When we came to office in the '90s, the North Koreans already had a nuclear program. They produced enough plutonium to make two nuclear weapons. When they threatened to make more plutonium in 1993, we said we'd take them to the U.N. Security Council. That threat brought them to the table. We reached an agreement which froze and ultimately would lead to the dismantling of the plutonium program. No plutonium was made during the Clinton administration.
That agreement fell apart during Bush II, and now they've made enough plutonium for six to eight bombs. So two bombs worth of plutonium under Bush I, six to eight under Bush II, zero under Clinton. So it's just really beside the point.
GIBSON: Well, Mr. Berger, it may be beside the point, but I think a lot of people are wondering about the framework and whether you can trust them. Look at these facts, and I think you probably recognize these.
Of course, in '94, the framework was negotiated under the Clinton administration. In '99 and 2000, according to Robert Gallucci, the Clinton administration was unable to certify to Congress that North Korea was not pursuing a uranium-enrichment capability. And then in October of 2002, North Korea tells U.S. delegates — a delegation visiting that it had a covert nuclear weapons program.
Doesn't that prove that negotiating with North Korea and working out a deal with them simply does not work, the deal worked out in the Clinton administration did not work?
BERGER: The plutonium program was frozen during a period from 1994 to 2002. Let's look at what's happened just in the last four years. They basically threw out the inspectors. They were due for the Non-Proliferation Treaty. They have made reprocessed plutonium. They now, presumably, have made it into nuclear weapons.
All of these lines have been passed without the Bush administration taking any action except to arguing about the shape of the table. So let's deal with the situation we have now.

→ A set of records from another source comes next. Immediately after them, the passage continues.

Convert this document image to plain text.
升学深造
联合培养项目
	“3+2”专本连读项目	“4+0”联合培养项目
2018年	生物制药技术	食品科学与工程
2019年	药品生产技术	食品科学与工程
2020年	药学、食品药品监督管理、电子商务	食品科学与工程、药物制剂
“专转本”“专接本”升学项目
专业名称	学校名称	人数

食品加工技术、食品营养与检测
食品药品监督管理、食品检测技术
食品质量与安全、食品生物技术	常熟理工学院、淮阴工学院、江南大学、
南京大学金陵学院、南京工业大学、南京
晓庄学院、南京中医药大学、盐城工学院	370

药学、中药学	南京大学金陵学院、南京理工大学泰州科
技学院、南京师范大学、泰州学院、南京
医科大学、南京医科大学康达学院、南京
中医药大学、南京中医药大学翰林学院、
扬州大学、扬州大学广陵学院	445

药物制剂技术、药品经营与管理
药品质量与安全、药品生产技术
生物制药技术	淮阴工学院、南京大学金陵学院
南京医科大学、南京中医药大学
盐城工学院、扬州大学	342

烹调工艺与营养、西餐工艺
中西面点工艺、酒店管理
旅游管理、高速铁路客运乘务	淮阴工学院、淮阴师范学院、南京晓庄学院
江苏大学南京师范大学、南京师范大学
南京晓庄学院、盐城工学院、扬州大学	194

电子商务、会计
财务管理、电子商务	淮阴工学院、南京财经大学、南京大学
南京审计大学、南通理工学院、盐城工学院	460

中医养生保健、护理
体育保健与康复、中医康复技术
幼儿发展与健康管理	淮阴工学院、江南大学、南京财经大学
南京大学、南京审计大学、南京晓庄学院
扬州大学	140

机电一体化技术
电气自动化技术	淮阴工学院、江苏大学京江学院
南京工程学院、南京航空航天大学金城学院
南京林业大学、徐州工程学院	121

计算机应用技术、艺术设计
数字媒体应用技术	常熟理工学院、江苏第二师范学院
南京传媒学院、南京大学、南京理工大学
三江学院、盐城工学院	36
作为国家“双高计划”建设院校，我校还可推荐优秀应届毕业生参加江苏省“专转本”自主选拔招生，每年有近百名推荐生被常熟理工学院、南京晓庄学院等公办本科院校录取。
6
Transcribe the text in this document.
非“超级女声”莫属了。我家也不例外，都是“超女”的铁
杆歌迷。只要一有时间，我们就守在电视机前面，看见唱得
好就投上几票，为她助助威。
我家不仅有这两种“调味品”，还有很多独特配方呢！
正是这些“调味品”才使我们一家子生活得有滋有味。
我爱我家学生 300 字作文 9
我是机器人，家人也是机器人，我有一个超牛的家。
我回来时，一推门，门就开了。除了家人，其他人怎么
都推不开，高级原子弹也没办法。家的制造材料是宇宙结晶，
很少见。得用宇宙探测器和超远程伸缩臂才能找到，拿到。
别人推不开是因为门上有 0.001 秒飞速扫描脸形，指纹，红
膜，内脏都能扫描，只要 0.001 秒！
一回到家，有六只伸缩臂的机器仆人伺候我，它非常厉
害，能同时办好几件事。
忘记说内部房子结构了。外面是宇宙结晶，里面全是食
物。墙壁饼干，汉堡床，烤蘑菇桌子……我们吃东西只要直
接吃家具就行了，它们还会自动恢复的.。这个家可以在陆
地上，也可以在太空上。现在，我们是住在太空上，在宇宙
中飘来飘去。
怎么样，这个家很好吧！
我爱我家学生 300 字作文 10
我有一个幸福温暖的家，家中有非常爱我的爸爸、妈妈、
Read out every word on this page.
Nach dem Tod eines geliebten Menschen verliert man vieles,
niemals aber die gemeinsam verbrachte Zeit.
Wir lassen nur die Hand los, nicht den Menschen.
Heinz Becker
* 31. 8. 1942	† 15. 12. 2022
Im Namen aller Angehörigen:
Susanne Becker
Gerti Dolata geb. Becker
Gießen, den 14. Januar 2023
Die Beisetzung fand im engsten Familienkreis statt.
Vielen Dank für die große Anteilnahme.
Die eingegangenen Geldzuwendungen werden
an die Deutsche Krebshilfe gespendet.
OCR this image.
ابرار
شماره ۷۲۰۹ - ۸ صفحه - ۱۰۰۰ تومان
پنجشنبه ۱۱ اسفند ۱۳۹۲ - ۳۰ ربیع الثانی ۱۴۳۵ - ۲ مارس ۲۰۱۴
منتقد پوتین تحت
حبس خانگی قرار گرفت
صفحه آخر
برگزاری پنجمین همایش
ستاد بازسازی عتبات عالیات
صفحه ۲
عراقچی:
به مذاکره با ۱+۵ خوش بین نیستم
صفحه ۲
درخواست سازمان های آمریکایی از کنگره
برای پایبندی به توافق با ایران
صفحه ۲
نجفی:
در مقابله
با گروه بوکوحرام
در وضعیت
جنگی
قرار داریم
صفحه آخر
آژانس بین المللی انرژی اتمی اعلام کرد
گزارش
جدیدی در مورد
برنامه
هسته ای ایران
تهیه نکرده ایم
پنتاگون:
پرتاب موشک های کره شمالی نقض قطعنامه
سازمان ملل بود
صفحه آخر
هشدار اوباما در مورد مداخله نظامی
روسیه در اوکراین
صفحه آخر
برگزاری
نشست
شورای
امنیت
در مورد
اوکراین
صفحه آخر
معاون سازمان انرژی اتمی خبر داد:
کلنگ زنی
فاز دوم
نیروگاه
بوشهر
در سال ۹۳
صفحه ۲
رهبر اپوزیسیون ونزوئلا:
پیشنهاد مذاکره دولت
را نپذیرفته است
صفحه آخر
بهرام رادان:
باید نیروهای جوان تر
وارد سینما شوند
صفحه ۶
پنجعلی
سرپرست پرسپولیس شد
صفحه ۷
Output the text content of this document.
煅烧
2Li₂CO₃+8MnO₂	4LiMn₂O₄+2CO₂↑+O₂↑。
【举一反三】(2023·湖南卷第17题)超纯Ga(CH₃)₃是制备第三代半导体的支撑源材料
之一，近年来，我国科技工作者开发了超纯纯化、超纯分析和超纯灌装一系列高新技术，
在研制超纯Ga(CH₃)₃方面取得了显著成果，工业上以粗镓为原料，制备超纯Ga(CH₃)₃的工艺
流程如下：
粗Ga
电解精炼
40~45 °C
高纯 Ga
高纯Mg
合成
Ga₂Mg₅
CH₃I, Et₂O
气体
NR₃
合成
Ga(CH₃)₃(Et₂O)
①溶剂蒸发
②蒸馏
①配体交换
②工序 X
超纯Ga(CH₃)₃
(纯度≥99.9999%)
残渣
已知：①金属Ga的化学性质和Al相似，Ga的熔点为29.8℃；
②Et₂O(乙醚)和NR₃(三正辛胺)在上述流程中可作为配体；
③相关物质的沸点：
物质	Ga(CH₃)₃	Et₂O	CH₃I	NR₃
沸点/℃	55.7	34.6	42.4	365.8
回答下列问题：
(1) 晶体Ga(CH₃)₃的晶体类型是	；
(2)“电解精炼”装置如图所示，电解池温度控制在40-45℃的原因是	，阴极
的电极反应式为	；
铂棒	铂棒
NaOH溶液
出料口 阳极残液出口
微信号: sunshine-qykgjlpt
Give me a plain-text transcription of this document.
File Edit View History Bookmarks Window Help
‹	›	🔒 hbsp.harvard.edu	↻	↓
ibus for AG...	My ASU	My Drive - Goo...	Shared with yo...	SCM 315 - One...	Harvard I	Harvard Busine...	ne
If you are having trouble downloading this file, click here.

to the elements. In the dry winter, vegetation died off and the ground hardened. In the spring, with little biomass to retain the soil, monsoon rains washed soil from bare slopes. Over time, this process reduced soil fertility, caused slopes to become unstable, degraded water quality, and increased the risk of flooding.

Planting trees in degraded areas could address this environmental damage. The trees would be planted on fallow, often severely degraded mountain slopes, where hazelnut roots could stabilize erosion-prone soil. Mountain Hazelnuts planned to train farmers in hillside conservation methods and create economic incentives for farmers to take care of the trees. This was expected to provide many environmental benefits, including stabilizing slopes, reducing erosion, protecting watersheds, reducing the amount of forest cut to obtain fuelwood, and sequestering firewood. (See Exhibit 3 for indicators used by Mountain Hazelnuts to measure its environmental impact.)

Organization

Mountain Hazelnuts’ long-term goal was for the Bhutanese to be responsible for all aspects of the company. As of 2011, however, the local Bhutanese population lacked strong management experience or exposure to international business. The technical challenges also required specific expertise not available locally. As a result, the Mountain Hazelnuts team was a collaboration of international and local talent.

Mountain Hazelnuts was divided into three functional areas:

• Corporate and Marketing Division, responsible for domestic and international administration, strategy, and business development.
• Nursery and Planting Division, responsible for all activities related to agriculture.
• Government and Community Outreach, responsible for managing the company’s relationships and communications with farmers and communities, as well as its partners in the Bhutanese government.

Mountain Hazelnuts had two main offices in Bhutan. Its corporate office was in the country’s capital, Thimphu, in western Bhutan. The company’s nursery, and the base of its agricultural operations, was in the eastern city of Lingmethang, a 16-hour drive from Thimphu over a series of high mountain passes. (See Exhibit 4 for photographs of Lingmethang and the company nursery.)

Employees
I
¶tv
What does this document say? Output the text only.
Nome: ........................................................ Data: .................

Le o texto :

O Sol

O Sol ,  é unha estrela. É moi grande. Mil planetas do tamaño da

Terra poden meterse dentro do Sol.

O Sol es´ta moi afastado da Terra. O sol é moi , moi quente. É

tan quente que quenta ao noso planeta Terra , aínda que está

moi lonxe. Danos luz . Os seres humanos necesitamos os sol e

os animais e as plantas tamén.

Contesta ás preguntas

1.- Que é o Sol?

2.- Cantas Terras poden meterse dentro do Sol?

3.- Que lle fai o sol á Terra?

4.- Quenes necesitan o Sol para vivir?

North Korea...
GIBSON: Once you know you cannot trust them, what can you do?
BERGER: Well, right now, I think if they say they've blasted a nuclear bomb, we need to take them at face value. It's a serious act and it requires serious consequences.
GIBSON: Sure, and I see that you are recommending the most serious kind of severe sanctions we could do. And then, if they ever come back to the table, we can negotiate with them.
I guess my point is, wasn't the experience when you were on the job and when the Clinton administration was dealing with this, didn't that prove to Bush and others that you can’t trust them, that you make a deal with them and you just can't trust them?
BERGER: You absolutely cannot trust the North Koreans, John. I couldn't agree with that more, and any agreement that we would reach with the North Koreans would have to be accompanied by a verification, international supervision.
GIBSON: So here we are. What do we do?
BERGER: Right now, it seems to me we need to convince the North Koreans that if it wants to pursue this course of action, it has serious consequences. To do that, we have to persuade the Chinese, the Japanese and the South Koreans to join us in punitive sanctions against the North.
GIBSON: Isn't that what we are doing?
BERGER: We are moving in that direction, although I take it, from the White House today, we are trying to play down what happened over the weekend. I think we should be taking this seriously. We should be going to the United Nations, we should be persuading the Japanese and the Chinese and the South Koreans to join us in economic and other kinds of sanctions...
GIBSON: Would you...
BERGER: Go ahead.
GIBSON: Would you, once again, Mr. Berger — you know, looking back, would you make a deal with them in which we give them oil and we agree to give them a lightwater reactor, whatever it is they want, and trust them to not be secretly making nuke weapons on the side?
BERGER: We didn't give them any lightwater reactor because the agreement never reached the point. The fact is that they froze the plutonium — we froze their plutonium program during the '90s. That came unglued during the Bush administration.
We need now to show the North Koreans that we are serious about this, to convince them that this course of action carries serious consequences. If we get back to a negotiating position with the North Koreans, it cannot be based on trust. It has to be based on verification.
GIBSON: Sandy Berger, President Clinton's national security adviser, thank you very much for coming on.